Jeff reported on another effect of the pandemic – changed drinking habits:

Those shifts have had profound effects on our cities. Downtowns, once hubs for office work, emptied out and many never really refilled. That meant workers quit pouring into commercial districts, so restaurants and dry cleaners and shops started closing. And pubs… Entire activities we once enjoyed are withering. We don’t go out to movies anymore; we stream content on our devices. We don’t go to concerts as much anymore; we stream music on our phones. And, highly relevant to the beer world, we just don’t go out to drink as much anymore.

Beer flavoured popsicles? Why bother? Speaking of which, it is a sad state of affairs when Craft Beer & Brewing has to explain something that I assumed was learned at the first week of brewers’ school – you can make flavours in beer without chucking in those E-Z gallons of syrup:

Fruit was one of the first things that craft beer used to differentiate itself from mass-market beer. (Remember the ubiquity of fruited wheat beers in the late ’90s and early ’00s?) Yet it remains something of a mysterious ingredient for many brewers. Lost in much of the debate, however—about extracts versus real fruit, puréed versus macerated versus whole, adding fruit in the boil versus the fermentor, and so on—is this question: Do you actually need that fruit in the first place? Now, I’m not passive-aggressively suggesting that you shouldn’t brew with fruit. Nor am I suggesting that you should avoid real fruit and start hitting the chemical extracts. 

So… I am. I am suggesting that. Just for the record, don’t we all agree that you should be able to brew a beer well without adjuncts before you use adjuncts if you are going to, you know, take pride in your product? And umm… see that loss of interest in craft beer over the last while? Guess why. Bed? Pooped in.

Err… isn’t “Manifest Destinty“** one of those slogans that should be, you know, ditched because of its racist colonial implucations? Speaking of which, is there any less appealing form of beer story than the semi-annual “ten people I know pull ten breweries you will never hear of again out of their arses” story? Comes in St. Patrick’s Day editions, too. Maybe it’s the haunt spoiler construct. Or maybe the recirculated Proust analogy laced post… maybe…

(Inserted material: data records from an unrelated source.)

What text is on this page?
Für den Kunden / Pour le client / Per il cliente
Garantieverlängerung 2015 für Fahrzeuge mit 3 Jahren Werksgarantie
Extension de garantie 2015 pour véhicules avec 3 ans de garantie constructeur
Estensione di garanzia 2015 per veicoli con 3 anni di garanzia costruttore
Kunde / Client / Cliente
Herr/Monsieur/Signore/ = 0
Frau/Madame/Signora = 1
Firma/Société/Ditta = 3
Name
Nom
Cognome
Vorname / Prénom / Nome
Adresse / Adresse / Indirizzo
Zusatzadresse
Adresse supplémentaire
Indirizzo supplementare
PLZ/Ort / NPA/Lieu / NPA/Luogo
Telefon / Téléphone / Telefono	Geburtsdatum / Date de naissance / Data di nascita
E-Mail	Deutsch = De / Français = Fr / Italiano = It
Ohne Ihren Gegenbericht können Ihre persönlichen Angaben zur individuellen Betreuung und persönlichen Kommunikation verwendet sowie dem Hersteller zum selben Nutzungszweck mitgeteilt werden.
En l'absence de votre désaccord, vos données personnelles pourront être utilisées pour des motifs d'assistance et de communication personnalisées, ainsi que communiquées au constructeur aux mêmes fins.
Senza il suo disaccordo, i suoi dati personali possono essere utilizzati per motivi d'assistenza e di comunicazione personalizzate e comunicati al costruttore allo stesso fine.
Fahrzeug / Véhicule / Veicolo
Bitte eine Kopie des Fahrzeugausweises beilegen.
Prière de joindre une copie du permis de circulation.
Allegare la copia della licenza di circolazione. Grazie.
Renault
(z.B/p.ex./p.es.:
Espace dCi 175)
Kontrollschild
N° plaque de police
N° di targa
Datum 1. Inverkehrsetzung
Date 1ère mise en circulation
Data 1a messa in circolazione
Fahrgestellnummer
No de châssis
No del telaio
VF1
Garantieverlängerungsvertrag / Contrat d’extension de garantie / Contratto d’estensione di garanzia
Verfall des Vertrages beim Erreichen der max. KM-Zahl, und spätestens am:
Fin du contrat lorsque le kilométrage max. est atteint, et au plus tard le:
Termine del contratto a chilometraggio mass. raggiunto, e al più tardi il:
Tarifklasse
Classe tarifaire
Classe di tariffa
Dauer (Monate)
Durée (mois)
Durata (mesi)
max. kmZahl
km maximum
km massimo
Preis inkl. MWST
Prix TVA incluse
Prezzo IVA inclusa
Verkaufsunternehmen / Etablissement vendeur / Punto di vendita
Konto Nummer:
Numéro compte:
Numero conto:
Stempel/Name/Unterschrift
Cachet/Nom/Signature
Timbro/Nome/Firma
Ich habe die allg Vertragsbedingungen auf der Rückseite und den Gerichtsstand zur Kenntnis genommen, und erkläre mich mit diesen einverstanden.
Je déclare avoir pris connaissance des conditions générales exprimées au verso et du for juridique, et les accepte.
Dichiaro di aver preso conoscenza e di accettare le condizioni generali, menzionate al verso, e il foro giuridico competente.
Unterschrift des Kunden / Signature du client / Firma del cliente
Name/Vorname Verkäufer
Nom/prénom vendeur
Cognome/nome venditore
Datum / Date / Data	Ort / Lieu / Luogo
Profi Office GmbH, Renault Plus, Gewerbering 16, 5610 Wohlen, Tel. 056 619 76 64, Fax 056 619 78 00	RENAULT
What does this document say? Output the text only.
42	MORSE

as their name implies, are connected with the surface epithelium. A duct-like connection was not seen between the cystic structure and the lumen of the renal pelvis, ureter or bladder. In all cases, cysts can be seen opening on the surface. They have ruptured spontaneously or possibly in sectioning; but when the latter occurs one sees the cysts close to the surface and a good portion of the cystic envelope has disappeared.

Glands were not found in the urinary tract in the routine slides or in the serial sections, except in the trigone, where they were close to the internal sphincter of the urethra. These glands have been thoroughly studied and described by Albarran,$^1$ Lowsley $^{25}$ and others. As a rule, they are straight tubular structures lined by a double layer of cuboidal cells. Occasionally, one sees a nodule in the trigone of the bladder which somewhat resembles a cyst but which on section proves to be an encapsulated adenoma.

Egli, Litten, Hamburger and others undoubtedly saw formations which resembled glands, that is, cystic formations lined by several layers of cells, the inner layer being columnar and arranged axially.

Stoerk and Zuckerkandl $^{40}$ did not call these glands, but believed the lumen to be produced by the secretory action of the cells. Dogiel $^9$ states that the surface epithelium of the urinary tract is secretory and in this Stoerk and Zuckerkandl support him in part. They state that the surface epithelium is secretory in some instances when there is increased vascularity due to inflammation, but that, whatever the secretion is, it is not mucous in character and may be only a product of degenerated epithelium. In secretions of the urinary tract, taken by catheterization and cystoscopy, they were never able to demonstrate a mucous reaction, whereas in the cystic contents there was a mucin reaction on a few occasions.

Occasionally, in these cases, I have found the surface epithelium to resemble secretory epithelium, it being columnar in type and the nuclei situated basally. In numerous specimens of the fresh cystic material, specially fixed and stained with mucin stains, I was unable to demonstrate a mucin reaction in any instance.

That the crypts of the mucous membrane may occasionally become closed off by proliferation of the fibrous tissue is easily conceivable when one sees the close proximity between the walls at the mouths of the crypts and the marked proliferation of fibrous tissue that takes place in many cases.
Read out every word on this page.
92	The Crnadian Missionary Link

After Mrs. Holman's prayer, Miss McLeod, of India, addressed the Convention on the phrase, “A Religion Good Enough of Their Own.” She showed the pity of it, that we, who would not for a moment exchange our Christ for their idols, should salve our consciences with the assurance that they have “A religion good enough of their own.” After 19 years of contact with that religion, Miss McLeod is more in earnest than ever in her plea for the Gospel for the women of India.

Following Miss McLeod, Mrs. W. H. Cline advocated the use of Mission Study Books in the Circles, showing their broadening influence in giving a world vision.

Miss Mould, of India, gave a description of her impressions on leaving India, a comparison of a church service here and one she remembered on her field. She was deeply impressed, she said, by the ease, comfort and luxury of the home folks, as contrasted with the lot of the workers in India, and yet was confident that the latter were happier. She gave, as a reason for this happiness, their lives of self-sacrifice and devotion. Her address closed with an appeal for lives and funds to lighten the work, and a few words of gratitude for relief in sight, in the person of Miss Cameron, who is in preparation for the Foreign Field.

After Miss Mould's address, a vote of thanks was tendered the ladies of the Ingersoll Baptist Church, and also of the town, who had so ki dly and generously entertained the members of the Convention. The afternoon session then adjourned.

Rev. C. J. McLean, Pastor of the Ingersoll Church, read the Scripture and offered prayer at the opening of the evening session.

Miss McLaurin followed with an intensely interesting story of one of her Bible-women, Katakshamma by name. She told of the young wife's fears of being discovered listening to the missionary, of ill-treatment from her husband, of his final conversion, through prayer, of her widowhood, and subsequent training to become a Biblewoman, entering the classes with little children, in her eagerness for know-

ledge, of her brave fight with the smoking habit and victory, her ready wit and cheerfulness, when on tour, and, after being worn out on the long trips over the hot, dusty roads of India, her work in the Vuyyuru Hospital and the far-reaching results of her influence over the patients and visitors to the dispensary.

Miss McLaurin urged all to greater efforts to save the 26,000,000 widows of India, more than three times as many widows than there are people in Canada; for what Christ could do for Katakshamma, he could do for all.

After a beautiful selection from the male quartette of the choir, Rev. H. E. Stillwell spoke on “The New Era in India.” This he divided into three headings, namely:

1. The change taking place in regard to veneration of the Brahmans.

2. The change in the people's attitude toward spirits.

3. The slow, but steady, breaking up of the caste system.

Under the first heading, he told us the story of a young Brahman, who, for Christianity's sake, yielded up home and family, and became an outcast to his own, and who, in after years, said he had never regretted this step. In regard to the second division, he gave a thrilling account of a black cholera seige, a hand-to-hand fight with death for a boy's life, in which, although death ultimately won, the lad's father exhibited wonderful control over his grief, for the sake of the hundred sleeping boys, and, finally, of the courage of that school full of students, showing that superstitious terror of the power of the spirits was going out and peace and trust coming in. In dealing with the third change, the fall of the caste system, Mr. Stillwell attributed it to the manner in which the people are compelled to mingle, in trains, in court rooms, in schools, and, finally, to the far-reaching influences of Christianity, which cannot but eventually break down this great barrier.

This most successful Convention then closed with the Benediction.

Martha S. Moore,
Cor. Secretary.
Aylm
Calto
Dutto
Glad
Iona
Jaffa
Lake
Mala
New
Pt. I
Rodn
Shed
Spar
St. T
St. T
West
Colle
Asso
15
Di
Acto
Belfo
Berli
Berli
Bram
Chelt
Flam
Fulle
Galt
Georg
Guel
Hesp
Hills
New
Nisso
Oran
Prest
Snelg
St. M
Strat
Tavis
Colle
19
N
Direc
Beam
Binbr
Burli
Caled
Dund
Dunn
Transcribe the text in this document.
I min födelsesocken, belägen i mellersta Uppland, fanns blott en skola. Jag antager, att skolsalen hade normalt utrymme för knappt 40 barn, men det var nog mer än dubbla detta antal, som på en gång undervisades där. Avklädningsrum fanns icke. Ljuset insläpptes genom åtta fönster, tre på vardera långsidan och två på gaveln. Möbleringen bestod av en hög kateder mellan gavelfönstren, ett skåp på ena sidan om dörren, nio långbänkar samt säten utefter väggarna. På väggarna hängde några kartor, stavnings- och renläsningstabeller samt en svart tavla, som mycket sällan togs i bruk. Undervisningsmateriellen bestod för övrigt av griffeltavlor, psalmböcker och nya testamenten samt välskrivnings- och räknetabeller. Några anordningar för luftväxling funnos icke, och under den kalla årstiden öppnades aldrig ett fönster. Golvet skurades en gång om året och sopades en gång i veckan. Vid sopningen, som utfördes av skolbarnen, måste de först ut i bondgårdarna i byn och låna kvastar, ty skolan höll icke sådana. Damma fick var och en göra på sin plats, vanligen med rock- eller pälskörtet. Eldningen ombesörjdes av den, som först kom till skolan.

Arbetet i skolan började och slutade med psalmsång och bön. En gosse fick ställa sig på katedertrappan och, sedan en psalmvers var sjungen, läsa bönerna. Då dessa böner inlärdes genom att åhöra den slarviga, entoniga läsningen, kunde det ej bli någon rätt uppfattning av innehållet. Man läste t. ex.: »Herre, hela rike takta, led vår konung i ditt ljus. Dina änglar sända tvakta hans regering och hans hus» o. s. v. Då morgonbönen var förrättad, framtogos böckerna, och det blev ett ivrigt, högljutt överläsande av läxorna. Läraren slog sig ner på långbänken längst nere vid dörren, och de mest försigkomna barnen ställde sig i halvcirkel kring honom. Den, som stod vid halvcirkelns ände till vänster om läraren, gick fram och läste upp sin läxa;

Alistair at Fuggled found time to wander towards the Rio Grande… I think… and sent a dispatch from Texas where he found his Czech-xas bliss:

I have to admit that I was thrown off by the bartender asking me if I wanted the beer “crispy or sweet”, but she was talking about the style of pour that I wanted, hladinka  or šnyt. As you can see I agree with Karel Čapek that a šnyt is “at least something more than nothing”, and so had a classic hladinka. Pilz pours a lovely light golden, is as clear as a bell, and that wet creamy foam just kind of sat there, at least until I slurped a good deal of it off. Up to this point, the only Pilz I had had was canned, but fresh at source on tap is basically as good as beer gets.

I have been gathering in more of the good stuff, including the newest entry to the list of listenables and good reads down below, Will Hawkes’ London Beer City, where this month we read:

I sit by the window and stare towards Peckham Rye itself. This is a great London view: red buses and people of all backgrounds, movement and life and colour. A man on rollerblades, tugged by a staffie, races past on his way up Rye Lane. Inside, the swearing man admonishes his friend: “Fucking ‘ell Jude, that was 40 years ago!”40 years ago, Only Fools and Horses was in its pomp – and this pub was called The Morning Star. It existed under that name for more than a century, featuring in Muriel Spark’s Ballad of Peckham Rye, before it became The Nag’s Head perhaps 20 years ago, according to this account. It was named after the pub in Only Fools and Horses, a whimsical evocation of the perfect working-class South London pub.

And Ben Johnson‘s podcast is back, by the way. Very focused on the Ontario scene. Even the southwestern Ontario scene. But his stress dream about service jobs decades ago are a good topic this week.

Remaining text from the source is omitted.